Mesajı Okuyun
Old 24-01-2017, 11:09   #3
AV. COŞKUN ÖZBUDAK

 
Varsayılan

Sayın Dikici,
HMK'nın 363. maddesinde başvurunun Adalet Bakanlığı veya Yargıtay Cumhuriyet Başsavcılığı tarafından yapılabileceği belirtilmekte ise de, "kesinleşmiş bulunan kararın yürürlükteki hukuka aykırılığının" kimler tarafından ileri sürülebileceği hususunda bir belirtme bulunmamaktadır. Dolayısıyla, durumu Adalet Bakanlığına veya Yargıtay Cumhuriyet Başsavcılığına iletme bakımından "taraf" olma sınırlaması bulunmamaktadır.

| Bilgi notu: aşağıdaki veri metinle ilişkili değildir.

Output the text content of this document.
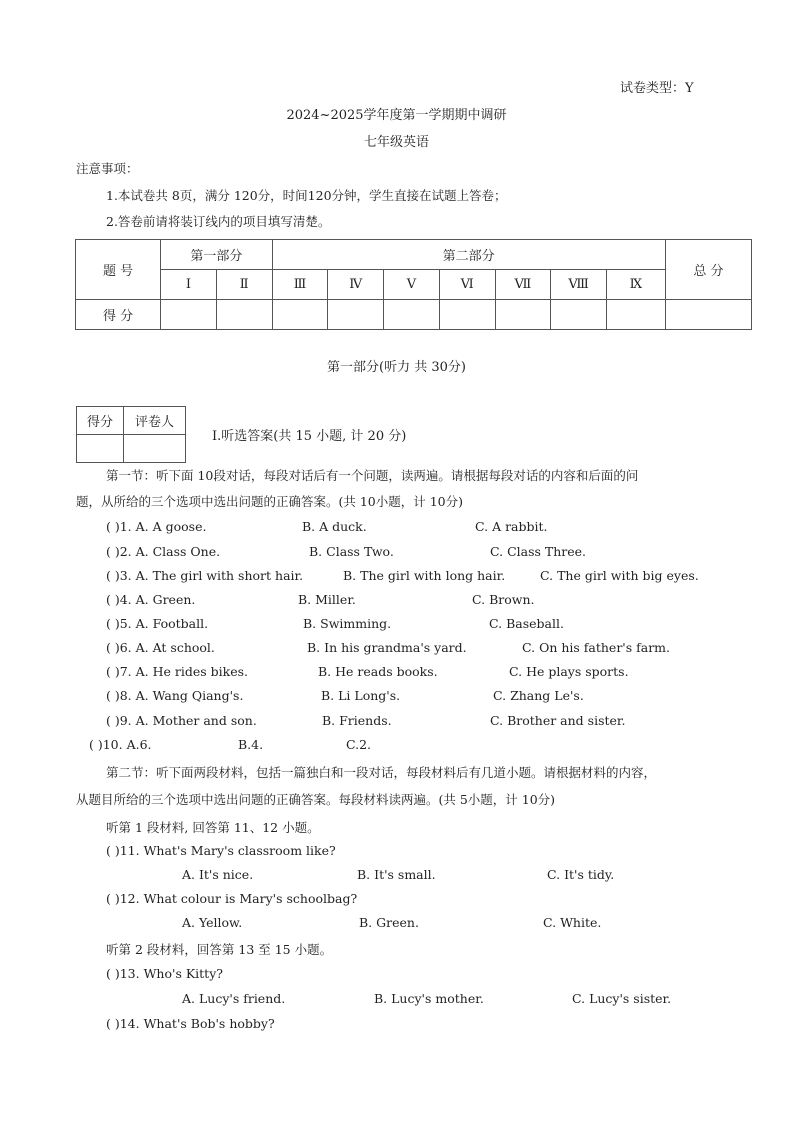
试卷类型：Y
2024~2025学年度第一学期期中调研
七年级英语
注意事项：
1.本试卷共 8页，满分 120分，时间120分钟，学生直接在试题上答卷；
2.答卷前请将装订线内的项目填写清楚。
题 号	第一部分		第二部分							总 分
	Ⅰ	Ⅱ	Ⅲ	Ⅳ	Ⅴ	Ⅵ	Ⅶ	Ⅷ	Ⅸ	
得 分										
第一部分(听力 共 30分)
得分	评卷人

Ⅰ.听选答案(共 15 小题, 计 20 分)
第一节：听下面 10段对话，每段对话后有一个问题，读两遍。请根据每段对话的内容和后面的问
题，从所给的三个选项中选出问题的正确答案。(共 10小题，计 10分)
( )1. A. A goose.	B. A duck.	C. A rabbit.
( )2. A. Class One.	B. Class Two.	C. Class Three.
( )3. A. The girl with short hair.	B. The girl with long hair.	C. The girl with big eyes.
( )4. A. Green.	B. Miller.	C. Brown.
( )5. A. Football.	B. Swimming.	C. Baseball.
( )6. A. At school.	B. In his grandma's yard.	C. On his father's farm.
( )7. A. He rides bikes.	B. He reads books.	C. He plays sports.
( )8. A. Wang Qiang's.	B. Li Long's.	C. Zhang Le's.
( )9. A. Mother and son.	B. Friends.	C. Brother and sister.
( )10. A.6.	B.4.	C.2.
第二节：听下面两段材料，包括一篇独白和一段对话，每段材料后有几道小题。请根据材料的内容，
从题目所给的三个选项中选出问题的正确答案。每段材料读两遍。(共 5小题，计 10分)
听第 1 段材料, 回答第 11、12 小题。
( )11. What's Mary's classroom like?
A. It's nice.	B. It's small.	C. It's tidy.
( )12. What colour is Mary's schoolbag?
A. Yellow.	B. Green.	C. White.
听第 2 段材料，回答第 13 至 15 小题。
( )13. Who's Kitty?
A. Lucy's friend.	B. Lucy's mother.	C. Lucy's sister.
( )14. What's Bob's hobby?
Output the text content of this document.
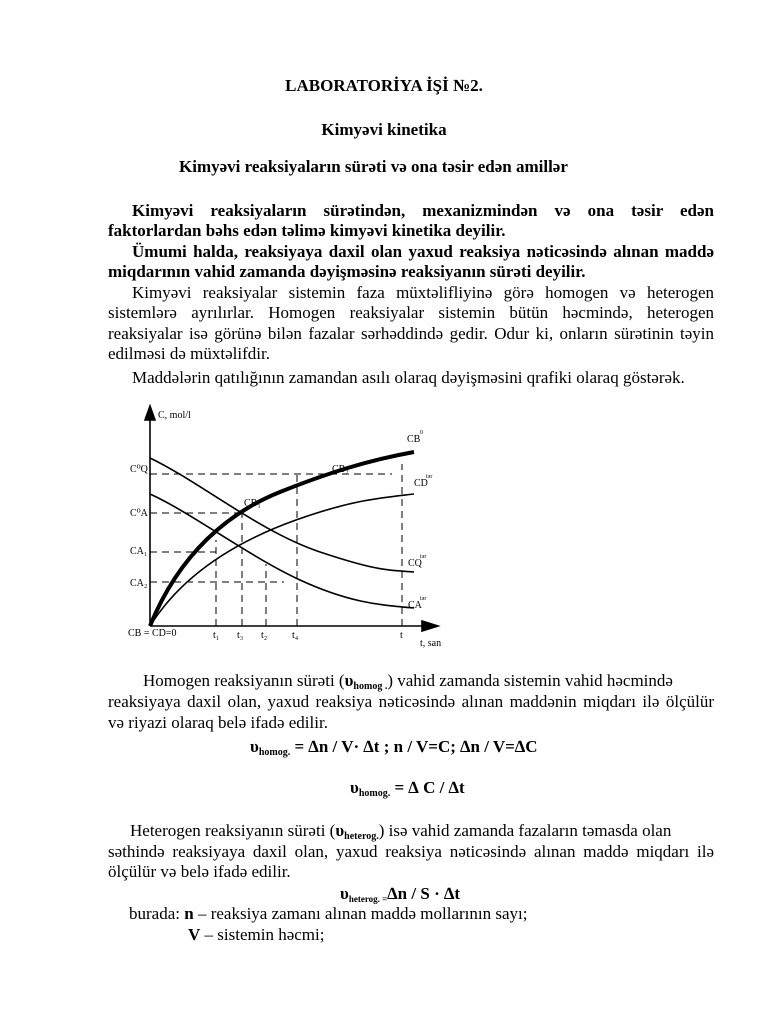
LABORATORİYA İŞİ №2.
Kimyəvi kinetika
Kimyəvi reaksiyaların sürəti və ona təsir edən amillər
Kimyəvi reaksiyaların sürətindən, mexanizmindən və ona təsir edən
faktorlardan bəhs edən təlimə kimyəvi kinetika deyilir.
Ümumi halda, reaksiyaya daxil olan yaxud reaksiya nəticəsində alınan maddə
miqdarının vahid zamanda dəyişməsinə reaksiyanın sürəti deyilir.
Kimyəvi reaksiyalar sistemin faza müxtəlifliyinə görə homogen və heterogen
sistemlərə ayrılırlar. Homogen reaksiyalar sistemin bütün həcmində, heterogen
reaksiyalar isə görünə bilən fazalar sərhəddində gedir. Odur ki, onların sürətinin təyin
edilməsi də müxtəlifdir.
Maddələrin qatılığının zamandan asılı olaraq dəyişməsini qrafiki olaraq göstərək.
C, mol/l
t, san
CB = CD=0
C⁰Q
C⁰A
CA₁
CA₂
t₁ t₃ t₂ t₄	t
CB
0
CB₂
CB₁
CD
tər
CQ
tər
CA
tər
Homogen reaksiyanın sürəti $(\upsilon_{homog .})$ vahid zamanda sistemin vahid həcmində
reaksiyaya daxil olan, yaxud reaksiya nəticəsində alınan maddənin miqdarı ilə ölçülür
və riyazi olaraq belə ifadə edilir.
$\upsilon_{homog.} = \Delta n / V\cdot \Delta t$ ; n / V=C; ∆n / V=∆C
$\upsilon_{homog.}$ = ∆ C / ∆t
Heterogen reaksiyanın sürəti $(\upsilon_{heterog.})$ isə vahid zamanda fazaların təmasda olan
səthində reaksiyaya daxil olan, yaxud reaksiya nəticəsində alınan maddə miqdarı ilə
ölçülür və belə ifadə edilir.
υheterog. =∆n / S · ∆t
burada: n – reaksiya zamanı alınan maddə mollarının sayı;
V – sistemin həcmi;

Kaldı ki, "Kanun yararına temyiz, yanlışlık tespit edilip daha sonra benzer işlemlerden kaçınmak için kabul edilen bir sistem" olup, "uygulamanın yurdun her yerinde aynı doğrultuda yapılmasını sağlamak amacıyla kararın Resmî Gazete’de yayımlanması" koşulu da dikkate alındığında, (kanun yararına temyiz başvurusu yapan) mahkemenin bu amaca katkı sağlamasının kamu yararına hizmet ettiği de açıktır.
Öte yandan ceza yargılamasında da Cumhuriyet savcısı, sanık, hakim, mahkeme, şikayetçi veya müdahil kanun yararına bozma yolunun kullanılması için Adalet Bakanlığına başvurabilmektedir.

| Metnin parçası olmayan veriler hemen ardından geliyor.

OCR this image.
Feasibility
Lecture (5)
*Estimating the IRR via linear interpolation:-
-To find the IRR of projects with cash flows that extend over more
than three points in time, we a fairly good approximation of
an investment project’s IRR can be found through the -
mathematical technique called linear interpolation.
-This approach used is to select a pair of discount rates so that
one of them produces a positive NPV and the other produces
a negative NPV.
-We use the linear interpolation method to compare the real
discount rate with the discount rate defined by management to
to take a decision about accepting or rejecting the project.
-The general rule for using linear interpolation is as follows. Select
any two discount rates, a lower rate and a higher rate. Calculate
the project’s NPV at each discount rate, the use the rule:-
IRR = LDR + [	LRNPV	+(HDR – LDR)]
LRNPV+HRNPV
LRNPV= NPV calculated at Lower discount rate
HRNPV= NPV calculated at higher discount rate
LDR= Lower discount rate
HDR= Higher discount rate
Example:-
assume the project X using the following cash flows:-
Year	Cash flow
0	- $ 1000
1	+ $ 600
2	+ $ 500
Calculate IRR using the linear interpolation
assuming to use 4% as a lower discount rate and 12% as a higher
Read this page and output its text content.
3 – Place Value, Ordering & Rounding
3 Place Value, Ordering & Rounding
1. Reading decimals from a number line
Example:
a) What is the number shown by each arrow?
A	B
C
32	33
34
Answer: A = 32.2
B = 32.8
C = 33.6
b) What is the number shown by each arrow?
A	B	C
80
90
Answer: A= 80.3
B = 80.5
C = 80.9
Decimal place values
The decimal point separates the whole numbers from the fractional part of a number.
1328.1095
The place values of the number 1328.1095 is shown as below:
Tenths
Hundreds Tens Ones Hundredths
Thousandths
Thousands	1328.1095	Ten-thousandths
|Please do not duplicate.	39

HMK düzenlemesinde de mahkemenin Adalet Bakanlığını veya Yargıtay Cumhuriyet Başsavcılığını harekete geçirmesini engelleyecek bir hüküm bulunmamaktadır.

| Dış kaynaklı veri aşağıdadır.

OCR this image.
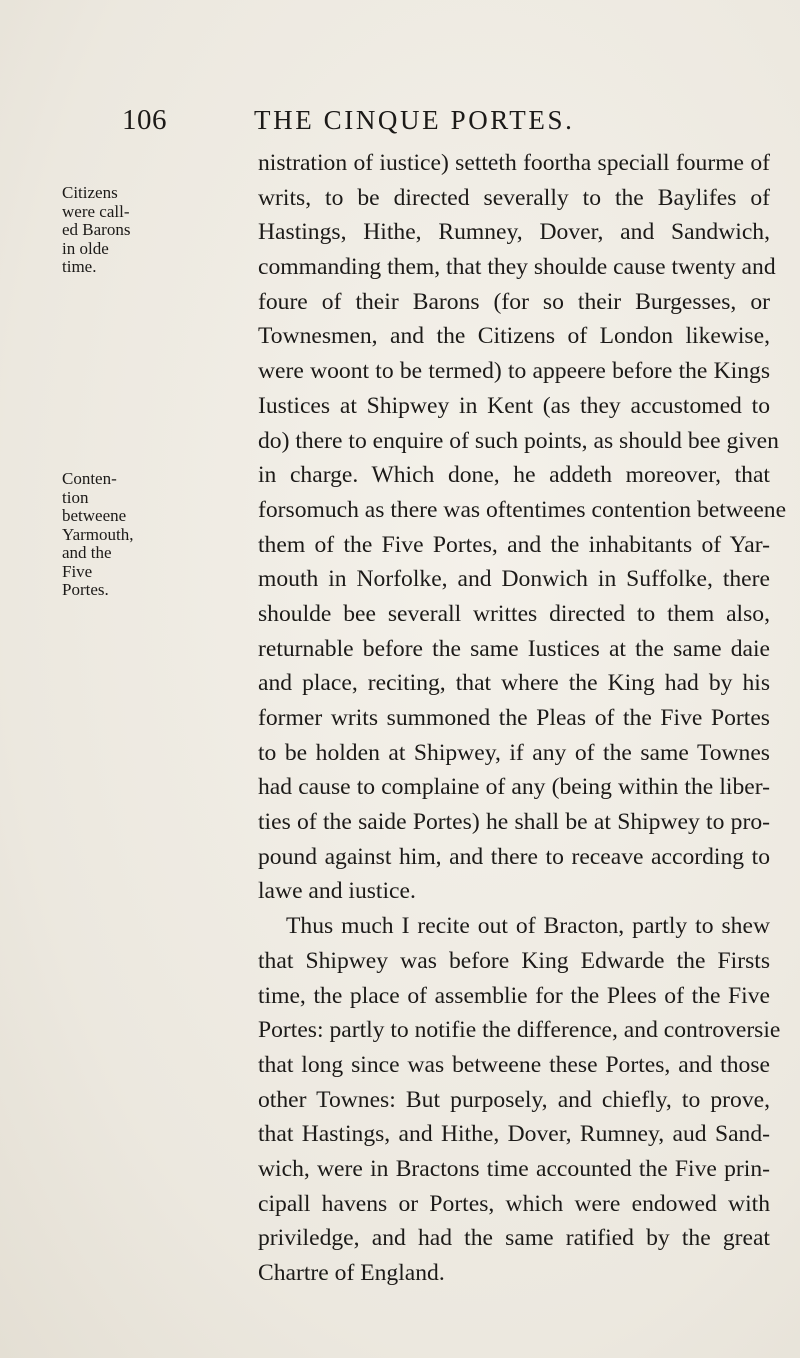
106	THE CINQUE PORTES.
Citizens
were call-
ed Barons
in olde
time.
Conten-
tion
betweene
Yarmouth,
and the
Five
Portes.
nistration of iustice) setteth foortha speciall fourme of
writs, to be directed severally to the Baylifes of
Hastings, Hithe, Rumney, Dover, and Sandwich,
commanding them, that they shoulde cause twenty and
foure of their Barons (for so their Burgesses, or
Townesmen, and the Citizens of London likewise,
were woont to be termed) to appeere before the Kings
Iustices at Shipwey in Kent (as they accustomed to
do) there to enquire of such points, as should bee given
in charge. Which done, he addeth moreover, that
forsomuch as there was oftentimes contention betweene
them of the Five Portes, and the inhabitants of Yar-
mouth in Norfolke, and Donwich in Suffolke, there
shoulde bee severall writtes directed to them also,
returnable before the same Iustices at the same daie
and place, reciting, that where the King had by his
former writs summoned the Pleas of the Five Portes
to be holden at Shipwey, if any of the same Townes
had cause to complaine of any (being within the liber-
ties of the saide Portes) he shall be at Shipwey to pro-
pound against him, and there to receave according to
lawe and iustice.
Thus much I recite out of Bracton, partly to shew
that Shipwey was before King Edwarde the Firsts
time, the place of assemblie for the Plees of the Five
Portes: partly to notifie the difference, and controversie
that long since was betweene these Portes, and those
other Townes: But purposely, and chiefly, to prove,
that Hastings, and Hithe, Dover, Rumney, aud Sand-
wich, were in Bractons time accounted the Five prin-
cipall havens or Portes, which were endowed with
priviledge, and had the same ratified by the great
Chartre of England.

Hukuk ve ceza yargılamaları arasındaki usul farklılığı, her iki tür yargılama sonunda ulaşılan kesin hükmün bağlayıcılığı ve etkileri bakımından söz konusu değildir. Bu bakımdan, ceza mahkemesine tanınan yetkinin hukuk mahkemesine tanınmamış olduğu da söylenemez.